Demonstrations in Tel Aviv, demanding a ceasefire in Gaza after seven Israeli hostages were found dead, and the calling of a general strike by Israeli workers have, if anything temporarily, dialed down the threat level in at least one key geopolitical hotspot, adding to the uneasy calm permeating markets. 

Gold traders look ahead to US employment data

Gold price is most likely to see volatility from the release of US labor market data this week. At his pivotal speech in Jackson Hole, Fed Chairman Jerome Powell turned the spotlight away from inflation and onto the fragile-looking labor market, suggesting that downside risks to employment were now greater than upside risks to inflation. 
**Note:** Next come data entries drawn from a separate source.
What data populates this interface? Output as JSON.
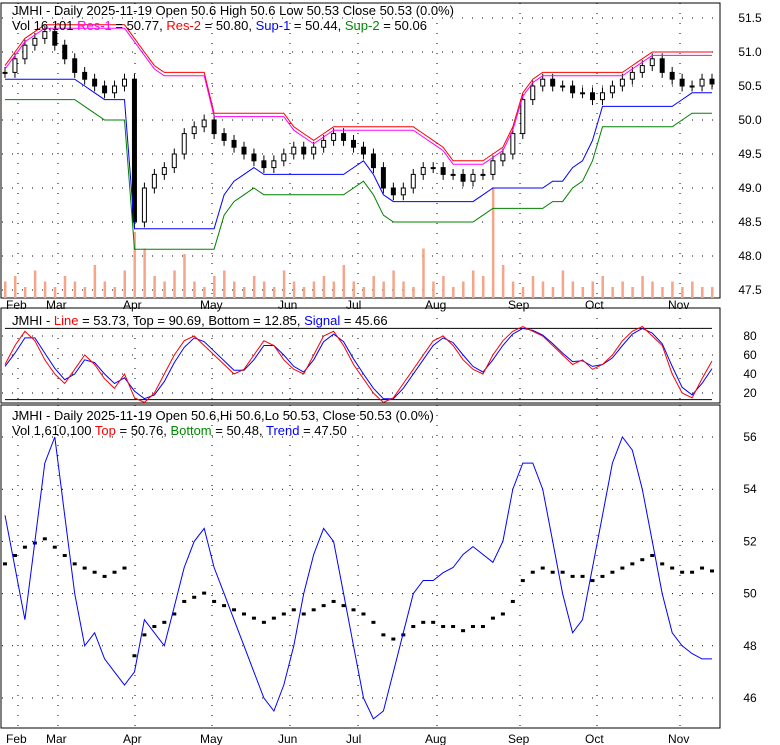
{
  "panel1": {
    "line1": "JMHI - Daily 2025-11-19 Open 50.6  High 50.6  Low 50.53  Close 50.53 (0.0%)",
    "vol": "Vol 16,101",
    "res1_label": "Res-1",
    "res1_val": " = 50.77, ",
    "res2_label": "Res-2",
    "res2_val": " = 50.80, ",
    "sup1_label": "Sup-1",
    "sup1_val": " = 50.44, ",
    "sup2_label": "Sup-2",
    "sup2_val": " = 50.06"
  },
  "panel2": {
    "prefix": "JMHI - ",
    "line_label": "Line",
    "line_val": " = 53.73, Top = 90.69, Bottom = 12.85, ",
    "signal_label": "Signal",
    "signal_val": " = 45.66"
  },
  "panel3": {
    "line1": "JMHI - Daily 2025-11-19 Open 50.6,Hi 50.6,Lo 50.53, Close 50.53 (0.0%)",
    "vol": "Vol 1,610,100 ",
    "top_label": "Top",
    "top_val": " = 50.76, ",
    "bottom_label": "Bottom",
    "bottom_val": " = 50.48, ",
    "trend_label": "Trend",
    "trend_val": " = 47.50"
  },
  "colors": {
    "res1": "#ff00ff",
    "res2": "#ff0000",
    "sup1": "#0000ff",
    "sup2": "#008000",
    "vol": "#f4a58a"
  },
  "chart_data": [
    {
      "type": "candlestick",
      "title": "JMHI - Daily",
      "x_ticks": [
        "Feb",
        "Mar",
        "Apr",
        "May",
        "Jun",
        "Jul",
        "Aug",
        "Sep",
        "Oct",
        "Nov"
      ],
      "y_ticks": [
        51.5,
        51.0,
        50.5,
        50.0,
        49.5,
        49.0,
        48.5,
        48.0,
        47.5
      ],
      "ylim": [
        47.4,
        51.7
      ],
      "close": [
        50.7,
        50.9,
        51.1,
        51.2,
        51.3,
        51.1,
        50.9,
        50.7,
        50.6,
        50.5,
        50.4,
        50.5,
        50.6,
        48.5,
        49.0,
        49.2,
        49.3,
        49.5,
        49.8,
        49.9,
        50.0,
        49.8,
        49.7,
        49.6,
        49.5,
        49.4,
        49.3,
        49.4,
        49.5,
        49.6,
        49.5,
        49.6,
        49.7,
        49.8,
        49.7,
        49.6,
        49.5,
        49.3,
        49.0,
        48.9,
        49.0,
        49.2,
        49.3,
        49.3,
        49.2,
        49.2,
        49.1,
        49.2,
        49.2,
        49.4,
        49.5,
        49.8,
        50.3,
        50.5,
        50.6,
        50.5,
        50.5,
        50.4,
        50.4,
        50.3,
        50.4,
        50.5,
        50.6,
        50.7,
        50.8,
        50.9,
        50.7,
        50.6,
        50.5,
        50.5,
        50.6,
        50.53
      ],
      "volume": [
        3,
        4,
        2,
        5,
        3,
        2,
        4,
        3,
        2,
        6,
        3,
        2,
        5,
        12,
        9,
        4,
        3,
        5,
        8,
        3,
        2,
        4,
        5,
        3,
        2,
        4,
        3,
        2,
        5,
        3,
        2,
        3,
        4,
        3,
        6,
        3,
        2,
        4,
        3,
        5,
        3,
        2,
        9,
        3,
        4,
        2,
        3,
        5,
        4,
        20,
        6,
        3,
        2,
        4,
        3,
        2,
        5,
        3,
        2,
        3,
        4,
        2,
        3,
        2,
        4,
        3,
        2,
        3,
        2,
        3,
        2,
        2
      ]
    },
    {
      "type": "line",
      "title": "Stochastic",
      "y_ticks": [
        80,
        60,
        40,
        20
      ],
      "ylim": [
        0,
        100
      ],
      "line": [
        50,
        70,
        85,
        75,
        55,
        40,
        30,
        45,
        60,
        50,
        35,
        25,
        40,
        15,
        10,
        20,
        40,
        60,
        75,
        80,
        70,
        60,
        50,
        40,
        45,
        60,
        75,
        70,
        55,
        45,
        40,
        60,
        80,
        85,
        70,
        50,
        35,
        20,
        10,
        15,
        30,
        45,
        60,
        75,
        80,
        70,
        55,
        45,
        40,
        60,
        75,
        85,
        90,
        85,
        80,
        70,
        60,
        50,
        55,
        45,
        50,
        60,
        75,
        85,
        90,
        80,
        70,
        40,
        20,
        15,
        35,
        53.73
      ],
      "signal": [
        48,
        62,
        78,
        78,
        62,
        46,
        34,
        40,
        55,
        52,
        40,
        30,
        36,
        22,
        14,
        18,
        32,
        52,
        68,
        78,
        74,
        64,
        54,
        44,
        44,
        55,
        70,
        70,
        60,
        48,
        42,
        55,
        74,
        82,
        74,
        56,
        40,
        25,
        14,
        14,
        25,
        40,
        55,
        70,
        78,
        73,
        60,
        48,
        42,
        55,
        70,
        82,
        88,
        86,
        81,
        72,
        62,
        53,
        54,
        48,
        50,
        57,
        70,
        82,
        88,
        83,
        72,
        48,
        26,
        18,
        30,
        45.66
      ]
    },
    {
      "type": "line",
      "title": "Trend",
      "y_ticks": [
        56,
        54,
        52,
        50,
        48,
        46
      ],
      "ylim": [
        45,
        56.6
      ],
      "trend": [
        53,
        51,
        49,
        52,
        55,
        56,
        53,
        50,
        48,
        48.5,
        47.5,
        47,
        46.5,
        47,
        49,
        48.5,
        48,
        49.5,
        51,
        52,
        52.5,
        51,
        50,
        49,
        48,
        47,
        46,
        45.5,
        46.5,
        48,
        50,
        51.5,
        52.5,
        52,
        50,
        48,
        46,
        45.2,
        45.5,
        47,
        48.5,
        50,
        50.5,
        50.5,
        50.8,
        51,
        51.5,
        51.8,
        51.5,
        51.2,
        52,
        54,
        55,
        55,
        54,
        52,
        50,
        48.5,
        49,
        51,
        53,
        55,
        56,
        55.5,
        54,
        52,
        50,
        48.5,
        48,
        47.7,
        47.5,
        47.5
      ]
    }
  ]
}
If labor market data out this week in the form of the ISM Manufacturing Employment Index on Tuesday, JOLTS Job Openings on Wednesday, ADP Employment Change, Jobless Claims and ISM Services Employment Index on Thursday, and Nonfarm Payrolls (NFP) on Friday, come out weaker than expected and back up his concerns, it will probably lead to a tumble in the US Dollar (USD) but a rise in the price of Gold. 

Markets are debating whether the Fed will need to make a 50 basis point (bps) cut to interest rates in September or just a standard 25 bps cut. The latter is fully expected whilst market-based probabilities for the former sit currently at around 30%, according to the CME FedWatch Tool. 

If labor market data is decidedly under par, the chances of a bigger cut will increase, which in turn will give Gold a leg up on the charts. Lower interest rates are positive for the precious metal because they make it comparably more attractive to investors as a non-interest-paying asset.